Hey all...I did some searching but couldn't find any info on anyone who has tried or successfully got two tivos to connect to one ethernet port using a USB switch.

I have one HR10-250 and one HDVR2 in the Living Room. Both are Zipper'd (Thanks GM! & RB!) and I currently have one Netgear FA120 USB-Ethernet adapter that plugs into my Airport Express wireless base station.

What I want to be able to do is to connect to either TiVo w/o unplugging the USB/Netgear adapter and plugging it back into the other TiVo. This also seems to require a "reboot" in order to get telnet back on the TiVo that didn't have the USB-Ethernet cable plugged into it. I have seen some Auto and Manual 2-port switches out there and was wondering if anyone knows if this setup would work.

I am specifically looking at the USB 2 Port Share Switch from usbswitch.com (http://www.usbswitch.com/usb_2port_switch.html).

Will this work?...Or would the TiVos need a special driver to recognize the USB switch.

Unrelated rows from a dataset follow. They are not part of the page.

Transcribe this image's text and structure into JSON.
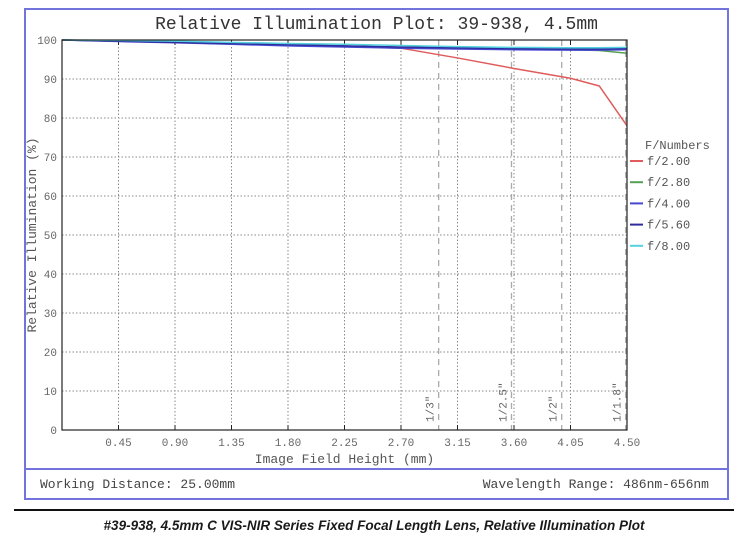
{
  "caption": "#39-938, 4.5mm C VIS-NIR Series Fixed Focal Length Lens, Relative Illumination Plot",
  "footer": {
    "working_distance": "Working Distance: 25.00mm",
    "wavelength_range": "Wavelength Range: 486nm-656nm"
  },
  "colors": {
    "frame_blue": "#7373dd",
    "plot_border": "#222222",
    "grid_dotted": "#8a8a8a",
    "sensor_dashed": "#aaaaaa",
    "tick_text": "#666666",
    "title_text": "#333333"
  },
  "chart_data": {
    "type": "line",
    "title": "Relative Illumination Plot: 39-938, 4.5mm",
    "xlabel": "Image Field Height (mm)",
    "ylabel": "Relative Illumination (%)",
    "xlim": [
      0,
      4.5
    ],
    "ylim": [
      0,
      100
    ],
    "grid": true,
    "legend_position": "right",
    "legend_title": "F/Numbers",
    "x_ticks": [
      0.45,
      0.9,
      1.35,
      1.8,
      2.25,
      2.7,
      3.15,
      3.6,
      4.05,
      4.5
    ],
    "x_tick_labels": [
      "0.45",
      "0.90",
      "1.35",
      "1.80",
      "2.25",
      "2.70",
      "3.15",
      "3.60",
      "4.05",
      "4.50"
    ],
    "y_ticks": [
      0,
      10,
      20,
      30,
      40,
      50,
      60,
      70,
      80,
      90,
      100
    ],
    "y_tick_labels": [
      "0",
      "10",
      "20",
      "30",
      "40",
      "50",
      "60",
      "70",
      "80",
      "90",
      "100"
    ],
    "x": [
      0,
      0.45,
      0.9,
      1.35,
      1.8,
      2.25,
      2.7,
      3.15,
      3.6,
      4.05,
      4.28,
      4.5
    ],
    "series": [
      {
        "name": "f/2.00",
        "color": "#e05c5c",
        "values": [
          100,
          99.8,
          99.5,
          99.2,
          98.9,
          98.5,
          97.9,
          95.4,
          92.7,
          90.2,
          88.2,
          78.0
        ]
      },
      {
        "name": "f/2.80",
        "color": "#55a055",
        "values": [
          100,
          99.7,
          99.4,
          99.0,
          98.7,
          98.4,
          98.1,
          97.8,
          97.6,
          97.5,
          97.3,
          96.6
        ]
      },
      {
        "name": "f/4.00",
        "color": "#4747cf",
        "values": [
          100,
          99.6,
          99.3,
          98.9,
          98.5,
          98.2,
          97.9,
          97.7,
          97.5,
          97.4,
          97.4,
          97.5
        ]
      },
      {
        "name": "f/5.60",
        "color": "#2d2d9e",
        "values": [
          100,
          99.7,
          99.4,
          99.1,
          98.8,
          98.5,
          98.2,
          98.0,
          97.8,
          97.7,
          97.7,
          97.8
        ]
      },
      {
        "name": "f/8.00",
        "color": "#53d2de",
        "values": [
          100,
          99.9,
          99.7,
          99.4,
          99.1,
          98.9,
          98.6,
          98.3,
          98.1,
          98.0,
          98.0,
          98.1
        ]
      }
    ],
    "annotations": [
      {
        "label": "1/3\"",
        "x": 3.0
      },
      {
        "label": "1/2.5\"",
        "x": 3.58
      },
      {
        "label": "1/2\"",
        "x": 3.98
      },
      {
        "label": "1/1.8\"",
        "x": 4.49
      }
    ]
  }
}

Thanks for any help/suggestions...


----------



## Yog-Sothoth (Jun 14, 2005)

For the price of that USB switch, you could buy two USB-ethernet adapters.


----------



## BBQ-AllStar (Jan 27, 2002)

Yeah, but my Airport Express base station only has one ethernet port...if I bought two adapters, then wouldn't I have to buy ahub for my base station?

And they have a deal right now on a manual switch...reg price is $29.98 but I can get it for $19.98...the one above is the auto switch which would be the best route...it would automatically switch between the two tivos...


----------



## Yog-Sothoth (Jun 14, 2005)

> my Airport Express base station only has one ethernet port


The fix for that is simple: Connect a cheap 5-port ethernet switch to it.


----------



## ttodd1 (Nov 6, 2003)

I don't think this will work as well as you hope. I think your best bet would also be to get the hub and "extra" adapter. It will be less headaches and well worth any added cost.


----------



## SeanC (Dec 30, 2003)

ttodd1 said:


> I don't think this will work as well as you hope. I think your best bet would also be to get the hub and "extra" adapter. It will be less headaches and well worth any added cost.


Less headaches is an understatement. What you want to try will not work. As has been mentioned, get a hub, and 2 adaptors.


----------



## BBQ-AllStar (Jan 27, 2002)

Thanks for the info...I do not want any more headaches...


----------



## Yog-Sothoth (Jun 14, 2005)

Here is an example of what you need: http://www.newegg.com/Product/Product.asp?Item=N82E16817111034 .


----------